We can then apply the obtained transformation to the reading cloud so that it is aligned with the reference. First we create a new `DataPoints` object to store the aligned reading cloud and then use the `apply(DataPoints out, TransformationParameters param)` to apply the alignment.

=== “C++”

```// Transform data to express it in ref
DP data_out(data);
icp.transformations.apply(data_out, T);
```

In the final step, we save the reference, reading, and aligned reading point clouds to the `examples/` directory. Note that the files are saved as .vtk files instead of .csv files so that they can be visualized with ParaView.
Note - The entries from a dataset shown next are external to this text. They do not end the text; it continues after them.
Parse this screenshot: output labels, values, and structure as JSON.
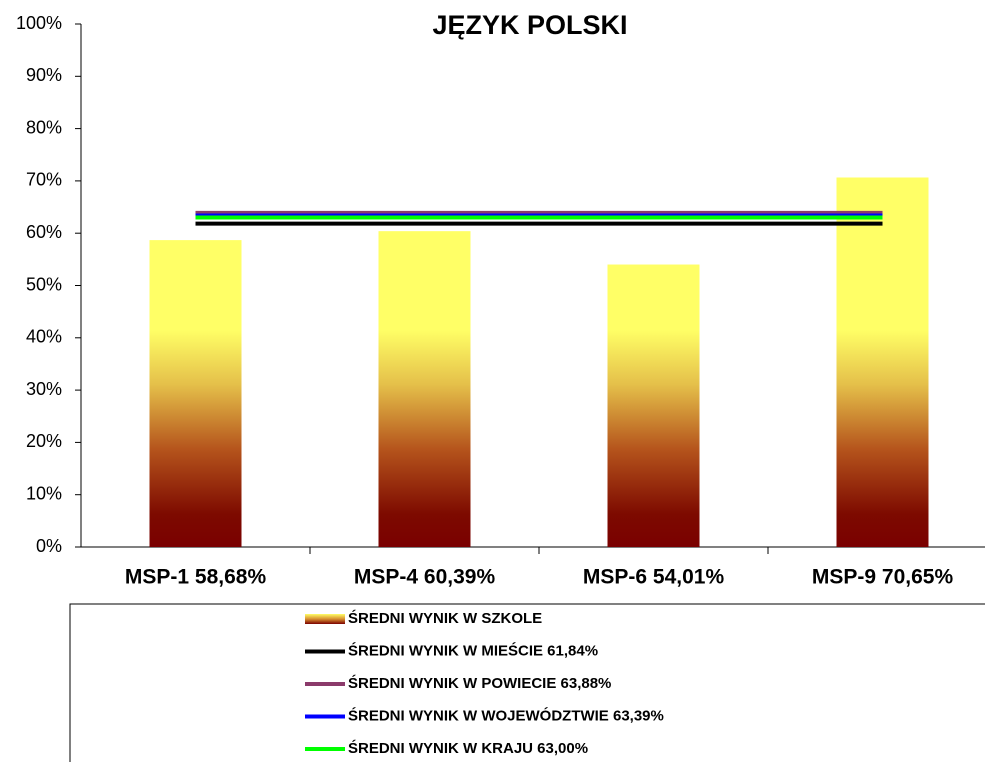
{
  "chart_data": {
    "type": "bar",
    "title": "JĘZYK POLSKI",
    "categories": [
      "MSP-1 58,68%",
      "MSP-4 60,39%",
      "MSP-6 54,01%",
      "MSP-9 70,65%"
    ],
    "series": [
      {
        "name": "ŚREDNI WYNIK W SZKOLE",
        "type": "bar",
        "values": [
          58.68,
          60.39,
          54.01,
          70.65
        ]
      },
      {
        "name": "ŚREDNI WYNIK W MIEŚCIE 61,84%",
        "type": "line",
        "color": "#000000",
        "values": [
          61.84,
          61.84,
          61.84,
          61.84
        ]
      },
      {
        "name": "ŚREDNI WYNIK W POWIECIE 63,88%",
        "type": "line",
        "color": "#8b3a6b",
        "values": [
          63.88,
          63.88,
          63.88,
          63.88
        ]
      },
      {
        "name": "ŚREDNI WYNIK W WOJEWÓDZTWIE 63,39%",
        "type": "line",
        "color": "#0000ff",
        "values": [
          63.39,
          63.39,
          63.39,
          63.39
        ]
      },
      {
        "name": "ŚREDNI WYNIK W KRAJU 63,00%",
        "type": "line",
        "color": "#00ff00",
        "values": [
          63.0,
          63.0,
          63.0,
          63.0
        ]
      }
    ],
    "ylim": [
      0,
      100
    ],
    "yticks": [
      {
        "value": 0,
        "label": "0%"
      },
      {
        "value": 10,
        "label": "10%"
      },
      {
        "value": 20,
        "label": "20%"
      },
      {
        "value": 30,
        "label": "30%"
      },
      {
        "value": 40,
        "label": "40%"
      },
      {
        "value": 50,
        "label": "50%"
      },
      {
        "value": 60,
        "label": "60%"
      },
      {
        "value": 70,
        "label": "70%"
      },
      {
        "value": 80,
        "label": "80%"
      },
      {
        "value": 90,
        "label": "90%"
      },
      {
        "value": 100,
        "label": "100%"
      }
    ],
    "grid": false,
    "legend": "bottom"
  }
}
In the final line, we display the transformation parameters in the console using the `<<` operator on the `TransformationParameters` object.

=== “C++”

```// Save files to see the results
ref.save("test_ref.vtk");
data.save("test_data_in.vtk");
data_out.save("test_data_out.vtk");
cout << "Final transformation:" << endl << T << endl;
```

### Car Example

We run the example code with two 3D point clouds representing the same scene from the car dataset in `/examples/data/car_cloud400.csv` and `/examples/data/car_cloud401.csv`.

```examples/icp_simple ../examples/data/car_cloud400.csv ../examples/data/car_cloud401.csv
```

The program prints out the transformation matrix obtained by the ICP registration

```Final transformation:
0.981598   0.170036 -0.0869051  0.0730435
-0.153273   0.973006    0.17253   0.192502
0.113896  -0.156035   0.981163 -0.0353594
0          0          0          1
```

Figure 2: Visualization of ICP on car example. The white points correspond to the reading cloud, red to the reference, and blue to the aligned reading cloud.